Bald würde es keine Postkutschen mehr geben, die Geld transportierten, und auch keine Räuber, die sie überfielen. Die Eisenbahn und der bargeldlose Zahlungsverkehr trockneten einen ganzen Zweig der Kriminalität aus. Diese wandelte ihre Gestalt und verlagerte sich in die Anonymität der entstehenden Großstädte.

Der Postraub in der Subach

Dennoch kam es noch zu einem weiteren spektakulären Raub im Hessischen, der allerdings nicht von Profis, sondern von Gelegenheitsräubern ausgeführt wurde. Das begann so:

An einem sonnigen Tag im Herbst 1821 näherte sich der fliegende Händler David Briel mit seiner Kiepe dem Ort Kombach bei Biedenkopf. Er sah, dass Jacob Geiz, dessen Bekanntschaft er auf der Jagd gemacht hatte, die Wiese des Posthalters Stapp mähte. Er ging zu ihm und sprach ihn folgendermaßen an: "Höre, Jacob, kann ich mich wohl auf dich verlassen? Ich wüsste etwas, und wenn noch mehrere vertraute Leute mitgingen, so könnten wir's ausführen." Sprach's und wandte sich zum Gehen.

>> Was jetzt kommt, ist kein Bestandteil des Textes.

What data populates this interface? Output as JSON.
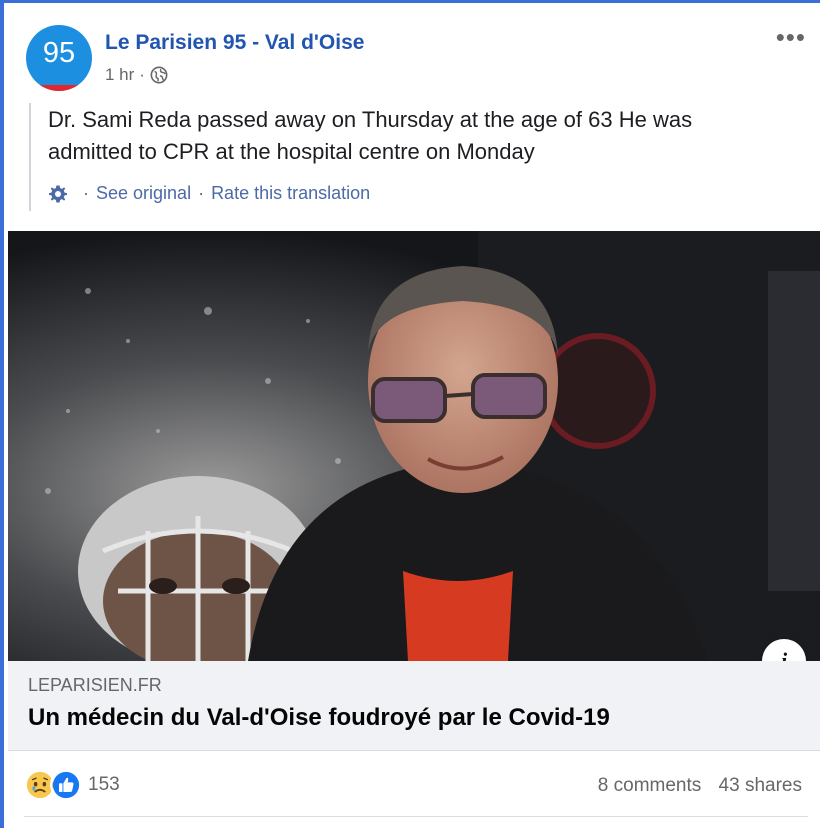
{
  "post": {
    "page_name": "Le Parisien 95 - Val d'Oise",
    "avatar_text": "95",
    "time": "1 hr",
    "separator": "·",
    "text": "Dr. Sami Reda passed away on Thursday at the age of 63 He was admitted to CPR at the hospital centre on Monday",
    "more_icon": "more-dots-icon",
    "privacy_icon": "globe-icon"
  },
  "translation": {
    "see_original": "See original",
    "separator": "·",
    "rate": "Rate this translation",
    "icon": "gear-icon"
  },
  "link": {
    "image_description_icon": "info-icon",
    "domain": "LEPARISIEN.FR",
    "title": "Un médecin du Val-d'Oise foudroyé par le Covid-19"
  },
  "engagement": {
    "reaction_icons": [
      "sad-reaction-icon",
      "like-reaction-icon"
    ],
    "reaction_count": "153",
    "comments": "8 comments",
    "shares": "43 shares"
  },
  "colors": {
    "accent": "#2155b0",
    "avatar": "#1d8fe0",
    "frame": "#3b6fd8",
    "link_bg": "#f0f2f5"
  }
}
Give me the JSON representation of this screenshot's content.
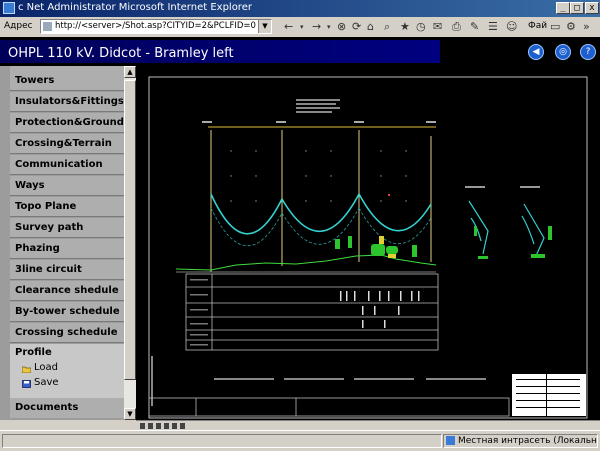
{
  "window": {
    "title": "c Net   Administrator   Microsoft Internet Explorer",
    "buttons": [
      "_",
      "□",
      "x"
    ]
  },
  "address_bar": {
    "label": "Адрес",
    "url": "http://<server>/Shot.asp?CITYID=2&PCLFID=0"
  },
  "language_label": "Фай",
  "header": {
    "title": "OHPL 110 kV. Didcot - Bramley left",
    "icons": [
      "back-icon",
      "globe-icon",
      "help-icon"
    ]
  },
  "sidebar": {
    "items": [
      {
        "label": "Towers"
      },
      {
        "label": "Insulators&Fittings"
      },
      {
        "label": "Protection&Grounding"
      },
      {
        "label": "Crossing&Terrain"
      },
      {
        "label": "Communication"
      },
      {
        "label": "Ways"
      },
      {
        "label": "Topo Plane"
      },
      {
        "label": "Survey path"
      },
      {
        "label": "Phazing"
      },
      {
        "label": "3line circuit"
      },
      {
        "label": "Clearance shedule"
      },
      {
        "label": "By-tower schedule"
      },
      {
        "label": "Crossing schedule"
      }
    ],
    "profile": {
      "label": "Profile",
      "sub_items": [
        {
          "label": "Load",
          "icon": "folder-open-icon"
        },
        {
          "label": "Save",
          "icon": "save-icon"
        }
      ]
    },
    "documents_label": "Documents"
  },
  "status_bar": {
    "zone_text": "Местная интрасеть (Локальн"
  },
  "colors": {
    "title_bar_start": "#0a246a",
    "title_bar_end": "#3a6ea5",
    "header_bg": "#000080",
    "sidebar_item": "#aeaeae",
    "drawing_bg": "#000000",
    "conductor": "#35d0d0",
    "ground_line": "#3fdc3f"
  }
}
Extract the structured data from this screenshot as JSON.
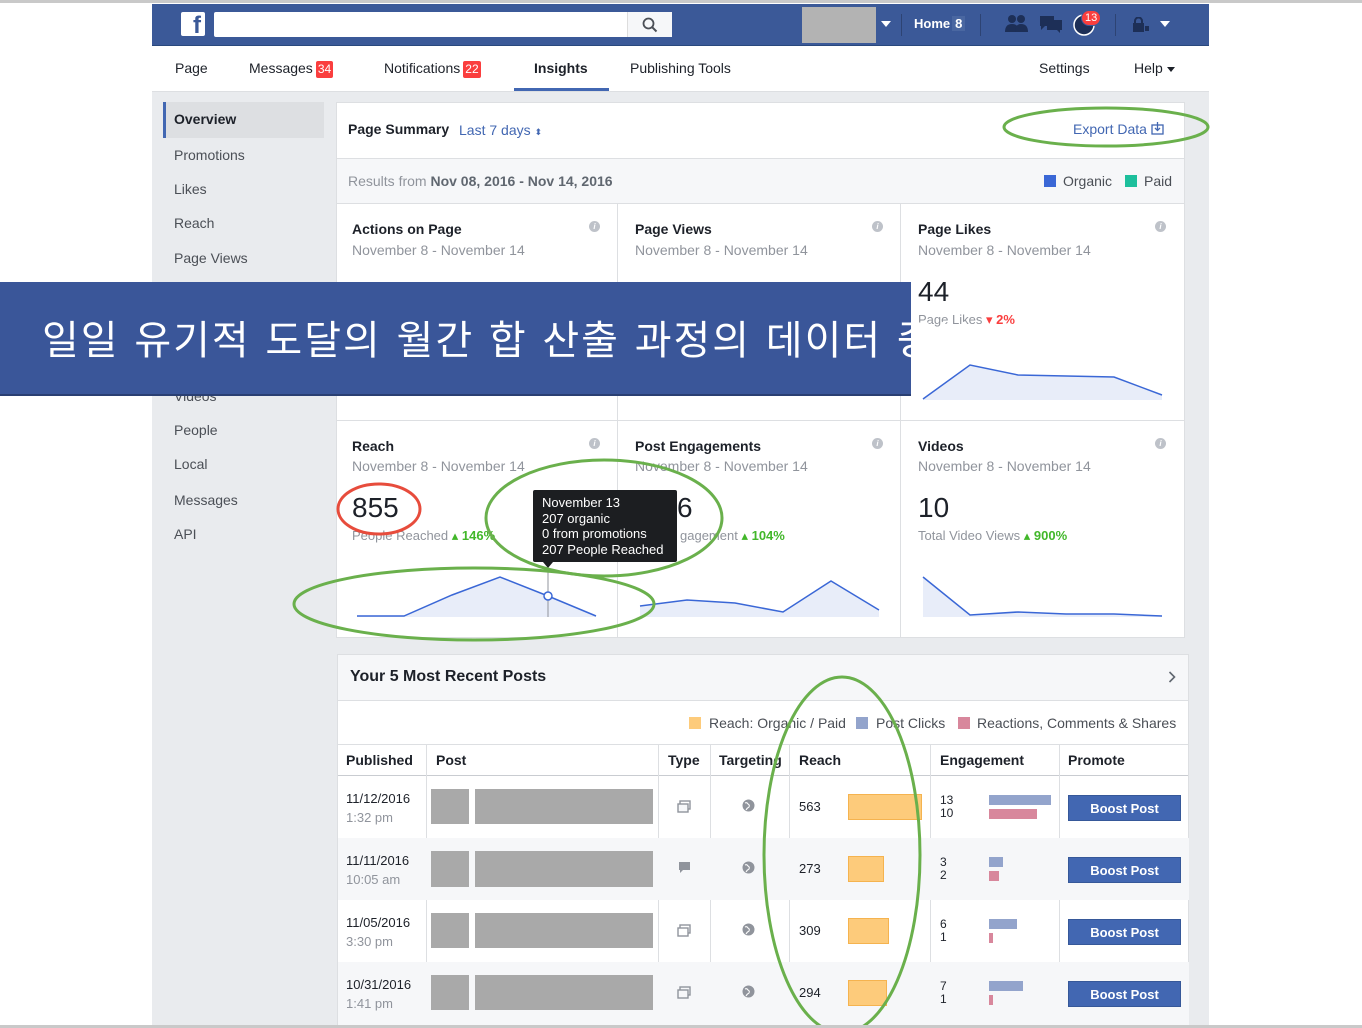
{
  "topbar": {
    "home_label": "Home",
    "home_count": "8",
    "notif_badge": "13"
  },
  "page_nav": {
    "page": "Page",
    "messages": "Messages",
    "messages_count": "34",
    "notifications": "Notifications",
    "notifications_count": "22",
    "insights": "Insights",
    "publishing_tools": "Publishing Tools",
    "settings": "Settings",
    "help": "Help"
  },
  "sidebar": {
    "items": [
      "Overview",
      "Promotions",
      "Likes",
      "Reach",
      "Page Views",
      "Videos",
      "People",
      "Local",
      "Messages",
      "API"
    ]
  },
  "summary": {
    "title": "Page Summary",
    "range": "Last 7 days",
    "export": "Export Data",
    "results_prefix": "Results from",
    "results_range": "Nov 08, 2016 - Nov 14, 2016",
    "legend_organic": "Organic",
    "legend_paid": "Paid",
    "colors": {
      "organic": "#3a67d6",
      "paid": "#1dbf9c"
    }
  },
  "cards": {
    "actions": {
      "title": "Actions on Page",
      "date": "November 8 - November 14"
    },
    "page_views": {
      "title": "Page Views",
      "date": "November 8 - November 14"
    },
    "page_likes": {
      "title": "Page Likes",
      "date": "November 8 - November 14",
      "value": "44",
      "sub": "Page Likes",
      "change": "▾ 2%"
    },
    "reach": {
      "title": "Reach",
      "date": "November 8 - November 14",
      "value": "855",
      "sub": "People Reached",
      "change": "▴ 146%"
    },
    "post_engagements": {
      "title": "Post Engagements",
      "date": "November 8 - November 14",
      "value_tail": "6",
      "sub_tail": "gagement",
      "change": "▴ 104%"
    },
    "videos": {
      "title": "Videos",
      "date": "November 8 - November 14",
      "value": "10",
      "sub": "Total Video Views",
      "change": "▴ 900%"
    }
  },
  "tooltip": {
    "line1": "November 13",
    "line2": "207 organic",
    "line3": "0 from promotions",
    "line4": "207 People Reached"
  },
  "banner": {
    "text": "일일 유기적 도달의 월간 합 산출 과정의 데이터 중복 오류"
  },
  "recent_posts": {
    "title": "Your 5 Most Recent Posts",
    "legend_reach": "Reach: Organic / Paid",
    "legend_clicks": "Post Clicks",
    "legend_reactions": "Reactions, Comments & Shares",
    "colors": {
      "reach": "#fdcb7b",
      "clicks": "#93a4cc",
      "reactions": "#d8879c"
    },
    "columns": [
      "Published",
      "Post",
      "Type",
      "Targeting",
      "Reach",
      "Engagement",
      "Promote"
    ],
    "rows": [
      {
        "date": "11/12/2016",
        "time": "1:32 pm",
        "reach": "563",
        "clicks": "13",
        "reactions": "10",
        "promote": "Boost Post"
      },
      {
        "date": "11/11/2016",
        "time": "10:05 am",
        "reach": "273",
        "clicks": "3",
        "reactions": "2",
        "promote": "Boost Post"
      },
      {
        "date": "11/05/2016",
        "time": "3:30 pm",
        "reach": "309",
        "clicks": "6",
        "reactions": "1",
        "promote": "Boost Post"
      },
      {
        "date": "10/31/2016",
        "time": "1:41 pm",
        "reach": "294",
        "clicks": "7",
        "reactions": "1",
        "promote": "Boost Post"
      }
    ]
  }
}
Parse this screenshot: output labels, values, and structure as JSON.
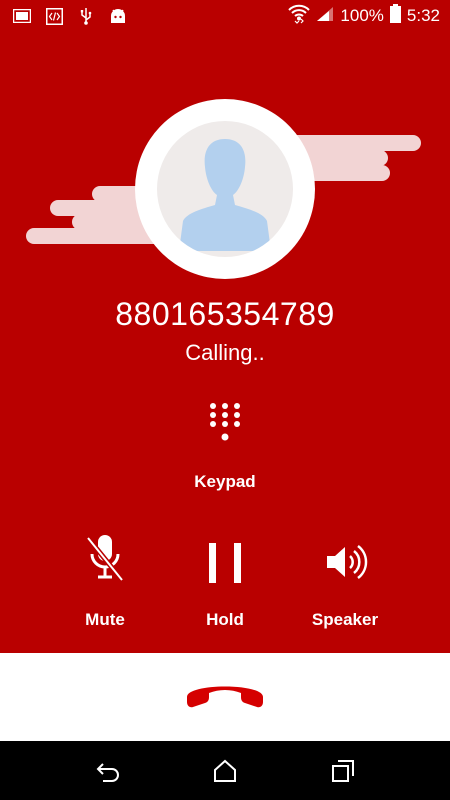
{
  "status_bar": {
    "battery_text": "100%",
    "time": "5:32",
    "icons_left": [
      "gmail-icon",
      "code-icon",
      "usb-icon",
      "android-icon"
    ],
    "icons_right": [
      "wifi-icon",
      "signal-icon",
      "battery-icon"
    ]
  },
  "call": {
    "number": "880165354789",
    "status": "Calling.."
  },
  "controls": {
    "keypad_label": "Keypad",
    "mute_label": "Mute",
    "hold_label": "Hold",
    "speaker_label": "Speaker"
  },
  "colors": {
    "primary": "#b90000",
    "end_call": "#d50000",
    "avatar_bg": "#efebea",
    "avatar_silhouette": "#b3d0ee"
  }
}
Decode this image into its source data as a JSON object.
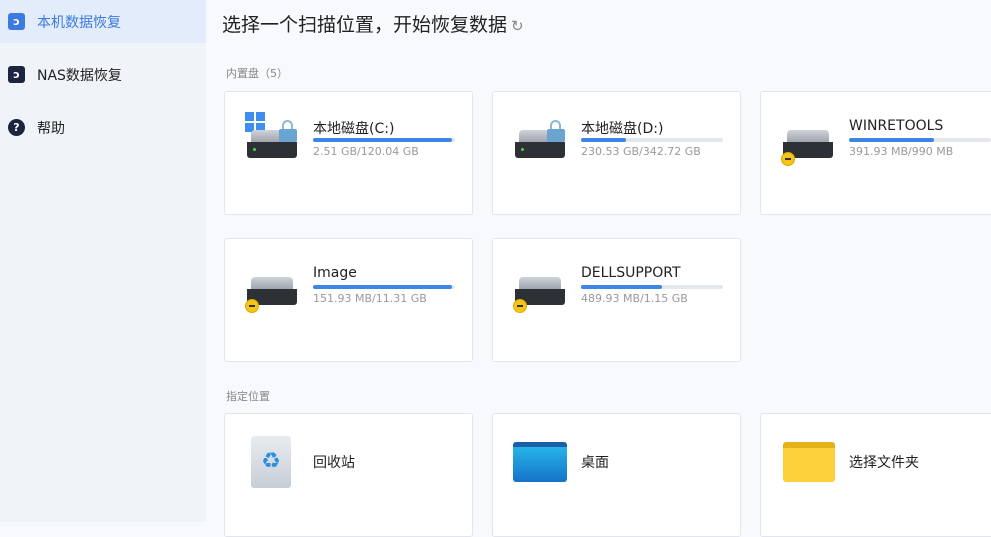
{
  "sidebar": {
    "items": [
      {
        "label": "本机数据恢复",
        "active": true
      },
      {
        "label": "NAS数据恢复"
      },
      {
        "label": "帮助"
      }
    ]
  },
  "header": {
    "title": "选择一个扫描位置，开始恢复数据",
    "refresh_icon": "↻"
  },
  "internal": {
    "label": "内置盘（5）",
    "drives": [
      {
        "name": "本地磁盘(C:)",
        "size": "2.51 GB/120.04 GB",
        "used_pct": 98
      },
      {
        "name": "本地磁盘(D:)",
        "size": "230.53 GB/342.72 GB",
        "used_pct": 32
      },
      {
        "name": "WINRETOOLS",
        "size": "391.93 MB/990 MB",
        "used_pct": 60
      },
      {
        "name": "Image",
        "size": "151.93 MB/11.31 GB",
        "used_pct": 98
      },
      {
        "name": "DELLSUPPORT",
        "size": "489.93 MB/1.15 GB",
        "used_pct": 57
      }
    ]
  },
  "locations": {
    "label": "指定位置",
    "items": [
      {
        "name": "回收站"
      },
      {
        "name": "桌面"
      },
      {
        "name": "选择文件夹"
      }
    ]
  }
}
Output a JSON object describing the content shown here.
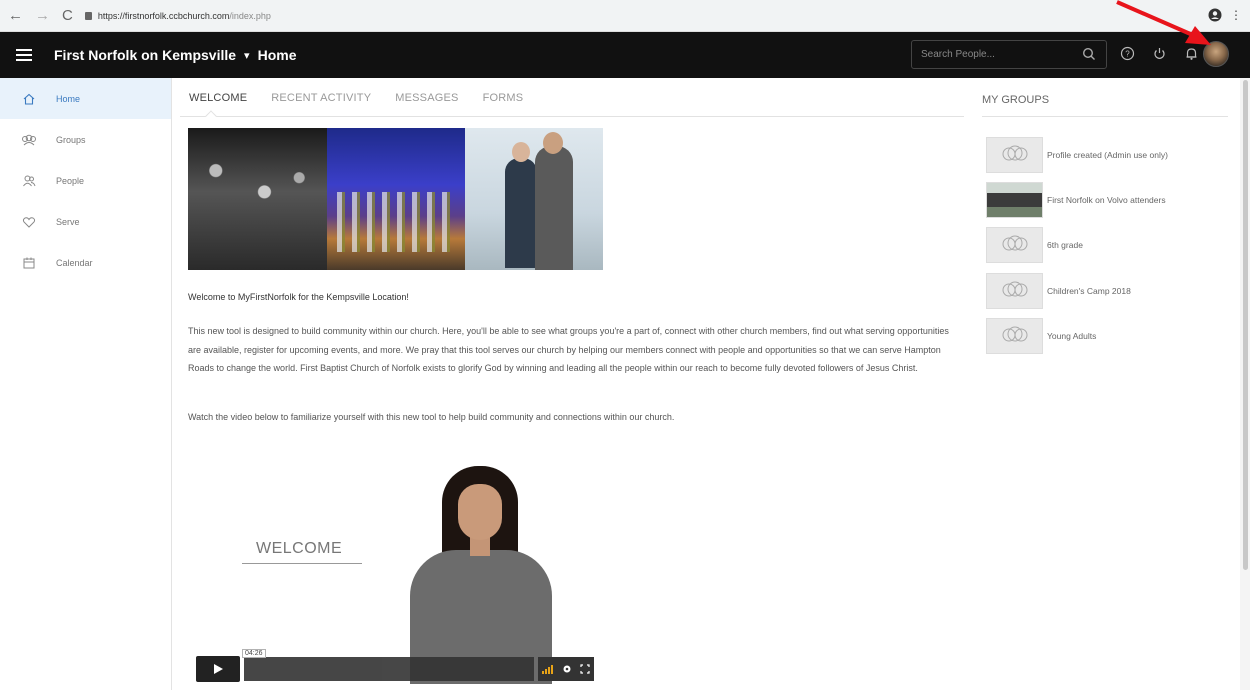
{
  "browser": {
    "url_host": "https://firstnorfolk.ccbchurch.com",
    "url_path": "/index.php"
  },
  "header": {
    "site_title": "First Norfolk on Kempsville",
    "caret": "▾",
    "page_title": "Home",
    "search_placeholder": "Search People..."
  },
  "sidebar": {
    "items": [
      {
        "label": "Home",
        "icon": "home-icon",
        "active": true
      },
      {
        "label": "Groups",
        "icon": "groups-icon",
        "active": false
      },
      {
        "label": "People",
        "icon": "people-icon",
        "active": false
      },
      {
        "label": "Serve",
        "icon": "heart-icon",
        "active": false
      },
      {
        "label": "Calendar",
        "icon": "calendar-icon",
        "active": false
      }
    ]
  },
  "tabs": [
    {
      "label": "WELCOME",
      "active": true
    },
    {
      "label": "RECENT ACTIVITY",
      "active": false
    },
    {
      "label": "MESSAGES",
      "active": false
    },
    {
      "label": "FORMS",
      "active": false
    }
  ],
  "main": {
    "intro_title": "Welcome to MyFirstNorfolk for the Kempsville Location!",
    "intro_text": "This new tool is designed to build community within our church. Here, you'll be able to see what groups you're a part of, connect with other church members, find out what serving opportunities are available, register for upcoming events, and more. We pray that this tool serves our church by helping our members connect with people and opportunities so that we can serve Hampton Roads to change the world. First Baptist Church of Norfolk exists to glorify God by winning and leading all the people within our reach to become fully devoted followers of Jesus Christ.",
    "watch_text": "Watch the video below to familiarize yourself with this new tool to help build community and connections within our church.",
    "video_overlay": "WELCOME",
    "video_time": "04:26"
  },
  "my_groups": {
    "title": "MY GROUPS",
    "items": [
      {
        "name": "Profile created (Admin use only)",
        "thumb": "default"
      },
      {
        "name": "First Norfolk on Volvo attenders",
        "thumb": "photo"
      },
      {
        "name": "6th grade",
        "thumb": "default"
      },
      {
        "name": "Children's Camp 2018",
        "thumb": "default"
      },
      {
        "name": "Young Adults",
        "thumb": "default"
      }
    ]
  },
  "colors": {
    "header_bg": "#111111",
    "active_blue": "#3a7ac0",
    "annotation_red": "#e8141b"
  }
}
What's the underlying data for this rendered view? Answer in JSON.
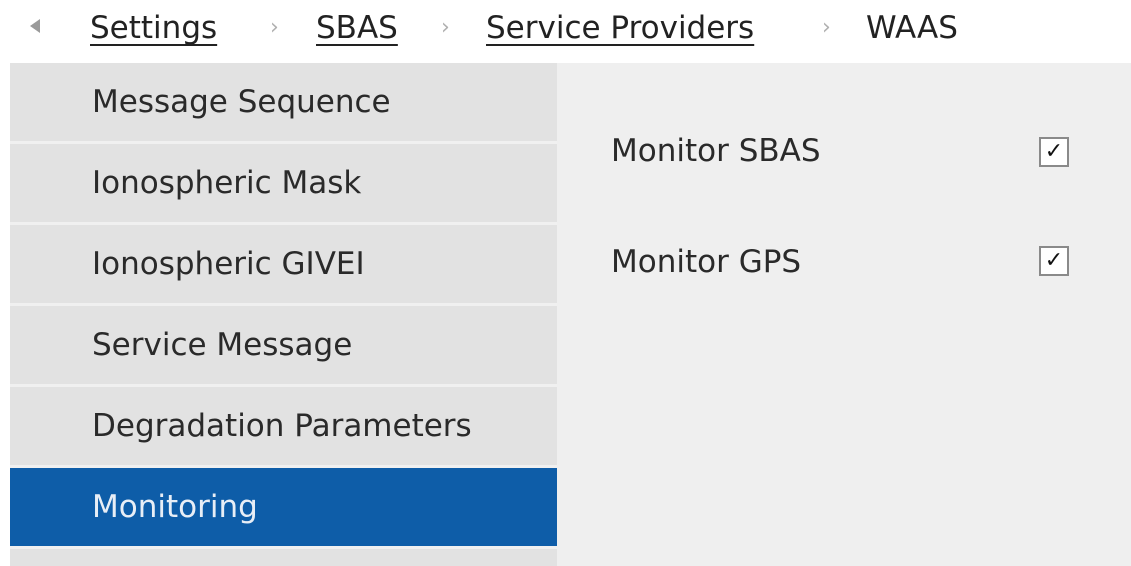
{
  "breadcrumb": {
    "items": [
      "Settings",
      "SBAS",
      "Service Providers",
      "WAAS"
    ],
    "separator": "›"
  },
  "sidebar": {
    "items": [
      {
        "label": "Message Sequence",
        "active": false
      },
      {
        "label": "Ionospheric Mask",
        "active": false
      },
      {
        "label": "Ionospheric GIVEI",
        "active": false
      },
      {
        "label": "Service Message",
        "active": false
      },
      {
        "label": "Degradation Parameters",
        "active": false
      },
      {
        "label": "Monitoring",
        "active": true
      }
    ]
  },
  "content": {
    "options": [
      {
        "label": "Monitor SBAS",
        "checked": true,
        "mark": "✓"
      },
      {
        "label": "Monitor GPS",
        "checked": true,
        "mark": "✓"
      }
    ]
  },
  "colors": {
    "active_item": "#0e5da8",
    "sidebar_item": "#e2e2e2",
    "content_bg": "#efefef"
  }
}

Während Jacob Geiz noch dabei war, den Sinn dieser Worte zu enträtseln, kam David Briel wieder zurück und lüftete selbst das Geheimnis: "Sieh einmal, Jacob, ich wüsste ein Mittel, wodurch uns beiden geholfen wäre, wenn du und noch einige vertraute Leute mit mir einverstanden wären. Du weißt, es fährt alle Monat ein paarmal das Geldkärrnchen von Biedenkopf nach Gießen. Das wollen wir zusammen angreifen, das Geld herausnehmen und wenn es uns gelingt, dann sind wir doch auf unser Lebtag gemachte Leute".

Die Umstände im "Hinterland"

Mit diesen Worten senkte der Strumpfhändler Briel ein Samenkorn in den kargen Kombacher Boden. Es dauerte eine Weile, bis es aufging und sich genug potenzielle Mittäter gefunden hatten. Der Kombacher Boden war für solche Ideen fruchtbar, denn die Lage der Kleinbauern und Tagelöhner war katastrophal.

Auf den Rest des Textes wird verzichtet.